The Correct “A Nightmare on Elm Street” BridgeOct 23rd, 2012 | By Lindsay | Category: Movie Locations
While stalking the Venice Canals (the history of which you can read about on yesterday’s post about Lana Clarkson’s former home) with Mike, from MovieShotsLA, last July, he mentioned that there was some misinformation floating around online about the Venice Canal bridge that appeared in the 1984 horror flick A Nightmare on Elm Street. Mike explained that every filming location website and book seemed to have a differing opinion as to which of the area’s nine bridges were used in the production and that he had long wanted to clear up the confusion once and for all. And that right there is why I love Mike – the guy is meticulous in his reporting. It seriously irks me when people post erroneous location information online or in books. I am of the opinion that if you are going to take the time to write a blog or publish a book, you should also take the time to make sure the information you are putting forth is valid. So Mike and I decided right then and there to finally set the record straight about the locale, even though I had never actually seen A Nightmare on Elm Street.

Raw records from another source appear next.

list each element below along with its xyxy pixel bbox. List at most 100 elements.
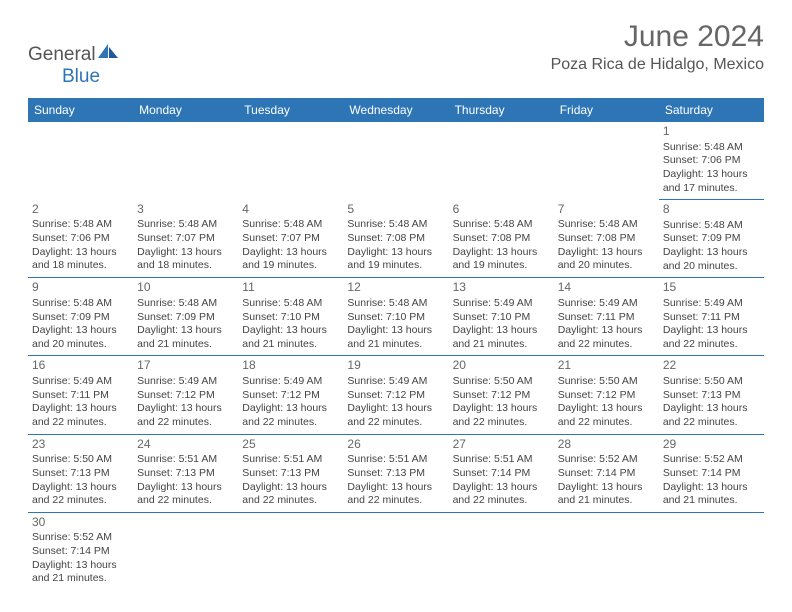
header: General Blue June 2024 Poza Rica de Hida… [28, 20, 764, 88]
calendar-day-cell: 25Sunrise: 5:51 AMSunset: 7:13 PMDayligh… [238, 434, 343, 512]
day-number: 21 [558, 358, 655, 374]
sunset-text: Sunset: 7:12 PM [347, 389, 444, 403]
sunset-text: Sunset: 7:11 PM [32, 389, 129, 403]
daylight-text: Daylight: 13 hours and 20 minutes. [663, 246, 760, 273]
calendar-day-cell: 22Sunrise: 5:50 AMSunset: 7:13 PMDayligh… [659, 356, 764, 434]
sunrise-text: Sunrise: 5:48 AM [137, 218, 234, 232]
sunrise-text: Sunrise: 5:48 AM [242, 297, 339, 311]
sunrise-text: Sunrise: 5:49 AM [663, 297, 760, 311]
calendar-day-cell: 2Sunrise: 5:48 AMSunset: 7:06 PMDaylight… [28, 200, 133, 278]
daylight-text: Daylight: 13 hours and 19 minutes. [242, 246, 339, 273]
sunrise-text: Sunrise: 5:49 AM [32, 375, 129, 389]
sunset-text: Sunset: 7:06 PM [32, 232, 129, 246]
day-number: 30 [32, 515, 129, 531]
daylight-text: Daylight: 13 hours and 22 minutes. [137, 402, 234, 429]
daylight-text: Daylight: 13 hours and 21 minutes. [242, 324, 339, 351]
sunrise-text: Sunrise: 5:51 AM [242, 453, 339, 467]
calendar-day-cell: 4Sunrise: 5:48 AMSunset: 7:07 PMDaylight… [238, 200, 343, 278]
sunset-text: Sunset: 7:14 PM [32, 545, 129, 559]
sunrise-text: Sunrise: 5:48 AM [137, 297, 234, 311]
day-number: 14 [558, 280, 655, 296]
calendar-day-cell [343, 122, 448, 200]
calendar-day-cell: 1Sunrise: 5:48 AMSunset: 7:06 PMDaylight… [659, 122, 764, 200]
sunrise-text: Sunrise: 5:48 AM [32, 218, 129, 232]
sunrise-text: Sunrise: 5:51 AM [137, 453, 234, 467]
daylight-text: Daylight: 13 hours and 18 minutes. [32, 246, 129, 273]
day-number: 13 [453, 280, 550, 296]
daylight-text: Daylight: 13 hours and 22 minutes. [663, 324, 760, 351]
weekday-header: Tuesday [238, 98, 343, 122]
calendar-day-cell: 3Sunrise: 5:48 AMSunset: 7:07 PMDaylight… [133, 200, 238, 278]
logo-text-left: General [28, 44, 96, 65]
daylight-text: Daylight: 13 hours and 18 minutes. [137, 246, 234, 273]
sunset-text: Sunset: 7:14 PM [558, 467, 655, 481]
day-number: 1 [663, 124, 760, 140]
sunrise-text: Sunrise: 5:48 AM [663, 141, 760, 155]
sunset-text: Sunset: 7:09 PM [137, 311, 234, 325]
calendar-day-cell: 29Sunrise: 5:52 AMSunset: 7:14 PMDayligh… [659, 434, 764, 512]
sunrise-text: Sunrise: 5:51 AM [347, 453, 444, 467]
calendar-day-cell: 12Sunrise: 5:48 AMSunset: 7:10 PMDayligh… [343, 278, 448, 356]
day-number: 18 [242, 358, 339, 374]
sunset-text: Sunset: 7:08 PM [453, 232, 550, 246]
day-number: 19 [347, 358, 444, 374]
calendar-day-cell [554, 122, 659, 200]
calendar-day-cell: 13Sunrise: 5:49 AMSunset: 7:10 PMDayligh… [449, 278, 554, 356]
daylight-text: Daylight: 13 hours and 22 minutes. [663, 402, 760, 429]
daylight-text: Daylight: 13 hours and 20 minutes. [32, 324, 129, 351]
calendar-day-cell: 10Sunrise: 5:48 AMSunset: 7:09 PMDayligh… [133, 278, 238, 356]
calendar-day-cell [133, 512, 238, 590]
day-number: 3 [137, 202, 234, 218]
calendar-day-cell: 9Sunrise: 5:48 AMSunset: 7:09 PMDaylight… [28, 278, 133, 356]
calendar-day-cell [659, 512, 764, 590]
calendar-week-row: 1Sunrise: 5:48 AMSunset: 7:06 PMDaylight… [28, 122, 764, 200]
weekday-header: Thursday [449, 98, 554, 122]
day-number: 26 [347, 437, 444, 453]
sunset-text: Sunset: 7:08 PM [558, 232, 655, 246]
calendar-table: Sunday Monday Tuesday Wednesday Thursday… [28, 98, 764, 590]
sunrise-text: Sunrise: 5:52 AM [558, 453, 655, 467]
sunrise-text: Sunrise: 5:50 AM [663, 375, 760, 389]
location: Poza Rica de Hidalgo, Mexico [551, 56, 764, 74]
day-number: 17 [137, 358, 234, 374]
calendar-day-cell [449, 512, 554, 590]
day-number: 27 [453, 437, 550, 453]
calendar-day-cell: 24Sunrise: 5:51 AMSunset: 7:13 PMDayligh… [133, 434, 238, 512]
sunset-text: Sunset: 7:06 PM [663, 154, 760, 168]
daylight-text: Daylight: 13 hours and 22 minutes. [32, 402, 129, 429]
sunset-text: Sunset: 7:11 PM [663, 311, 760, 325]
sunset-text: Sunset: 7:13 PM [32, 467, 129, 481]
day-number: 10 [137, 280, 234, 296]
calendar-day-cell [343, 512, 448, 590]
day-number: 11 [242, 280, 339, 296]
day-number: 12 [347, 280, 444, 296]
daylight-text: Daylight: 13 hours and 19 minutes. [347, 246, 444, 273]
sunset-text: Sunset: 7:12 PM [558, 389, 655, 403]
weekday-header: Saturday [659, 98, 764, 122]
sunset-text: Sunset: 7:12 PM [137, 389, 234, 403]
daylight-text: Daylight: 13 hours and 17 minutes. [663, 168, 760, 195]
sunrise-text: Sunrise: 5:48 AM [663, 219, 760, 233]
calendar-day-cell: 26Sunrise: 5:51 AMSunset: 7:13 PMDayligh… [343, 434, 448, 512]
daylight-text: Daylight: 13 hours and 21 minutes. [347, 324, 444, 351]
day-number: 2 [32, 202, 129, 218]
sunset-text: Sunset: 7:14 PM [663, 467, 760, 481]
calendar-day-cell: 8Sunrise: 5:48 AMSunset: 7:09 PMDaylight… [659, 200, 764, 278]
day-number: 16 [32, 358, 129, 374]
daylight-text: Daylight: 13 hours and 20 minutes. [558, 246, 655, 273]
calendar-week-row: 23Sunrise: 5:50 AMSunset: 7:13 PMDayligh… [28, 434, 764, 512]
calendar-week-row: 30Sunrise: 5:52 AMSunset: 7:14 PMDayligh… [28, 512, 764, 590]
day-number: 6 [453, 202, 550, 218]
day-number: 20 [453, 358, 550, 374]
daylight-text: Daylight: 13 hours and 21 minutes. [137, 324, 234, 351]
sunrise-text: Sunrise: 5:48 AM [347, 218, 444, 232]
sunset-text: Sunset: 7:11 PM [558, 311, 655, 325]
sunrise-text: Sunrise: 5:50 AM [558, 375, 655, 389]
sunset-text: Sunset: 7:07 PM [137, 232, 234, 246]
calendar-day-cell: 11Sunrise: 5:48 AMSunset: 7:10 PMDayligh… [238, 278, 343, 356]
sunset-text: Sunset: 7:13 PM [347, 467, 444, 481]
sunrise-text: Sunrise: 5:48 AM [453, 218, 550, 232]
sunset-text: Sunset: 7:07 PM [242, 232, 339, 246]
calendar-day-cell: 16Sunrise: 5:49 AMSunset: 7:11 PMDayligh… [28, 356, 133, 434]
sunrise-text: Sunrise: 5:49 AM [453, 297, 550, 311]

In A Nightmare on Elm Street, Glen Lantz (Johnny Depp) and Nancy Thompson (Heather Langenkamp) discuss the “Balinese way of dreaming” while standing on a white-trellised bridge overlooking the Venice Canals. Thankfully, Mike was fairly certain that he knew which bridge had been featured in the movie prior to the start of our hunt. So, iPad in hand, we headed right on over to it.

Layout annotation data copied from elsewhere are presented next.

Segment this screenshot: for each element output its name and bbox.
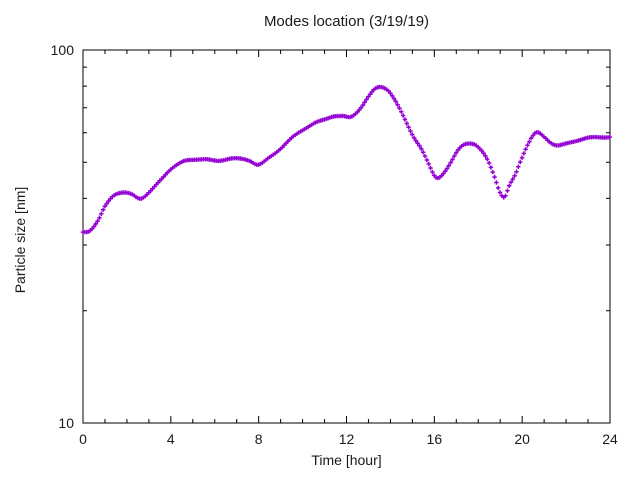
x-tick-label: 4 (167, 431, 175, 447)
axis-ticks (82, 49, 611, 424)
y-tick-label: 10 (58, 415, 74, 431)
y-axis-label: Particle size [nm] (12, 186, 28, 294)
x-tick-label: 0 (79, 431, 87, 447)
x-tick-label: 20 (514, 431, 530, 447)
x-tick-label: 24 (602, 431, 618, 447)
data-series-markers (80, 84, 612, 235)
chart-title: Modes location (3/19/19) (263, 13, 430, 30)
x-tick-label: 12 (339, 431, 355, 447)
x-axis-label: Time [hour] (311, 452, 382, 468)
x-tick-label: 16 (427, 431, 443, 447)
y-tick-label: 100 (51, 42, 75, 58)
plot-frame (82, 49, 611, 424)
x-tick-label: 8 (255, 431, 263, 447)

We quickly scanned through A Nightmare on Elm Street (thank you iTunes!) to the bridge scene and tried to compare the homes visible in the background to the homes near the bridge where Mike thought filming had taken place. Sure enough, he almost immediately spotted a unique house with a corner balcony and rounded windows that matched up perfectly to what had appeared onscreen. Eureka!
While the trees surrounding the house (which is pictured below from the opposite direction that it was pictured in the movie) have grown considerably over the past 28 years (how in the heck has Johnny Depp not aged in all that time, by the way?!?!), it still looks pretty much exactly the same today as it did back in 1984 when A Nightmare on Elm Street was filmed, as you can see below. Unfortunately, there was too much foliage covering the side of the house that appeared in Nightmare, so I was not able to take a photograph of it from the same direction.
But you can see in the aerial view pictured below that the house’s two arched windows and corner balcony match up perfectly to what appeared onscreen.
On an Elm Street side note – A fascinating article about Heather Langenkamp, the actress who portrayed “Nancy Thompson” in three of the horror series’ installments, was published in the July 29, 2011 issue of Entertainment Weekly magazine. You can check it out here.
Big THANK YOU to Mike, from MovieShotsLA, for finding the CORRECT A Nightmare on Elm Street bridge!
Until next time, Happy Stalking!
Stalk It: The correct A Nightmare on Elm Street bridge connects Linnie Avenue to Court C, crossing over the Eastern Canal, at the Venice Canals in Venice. It is denoted with an orange arrow in the above aerial view. The camera was facing southeast, toward Washington Boulevard, in the movie.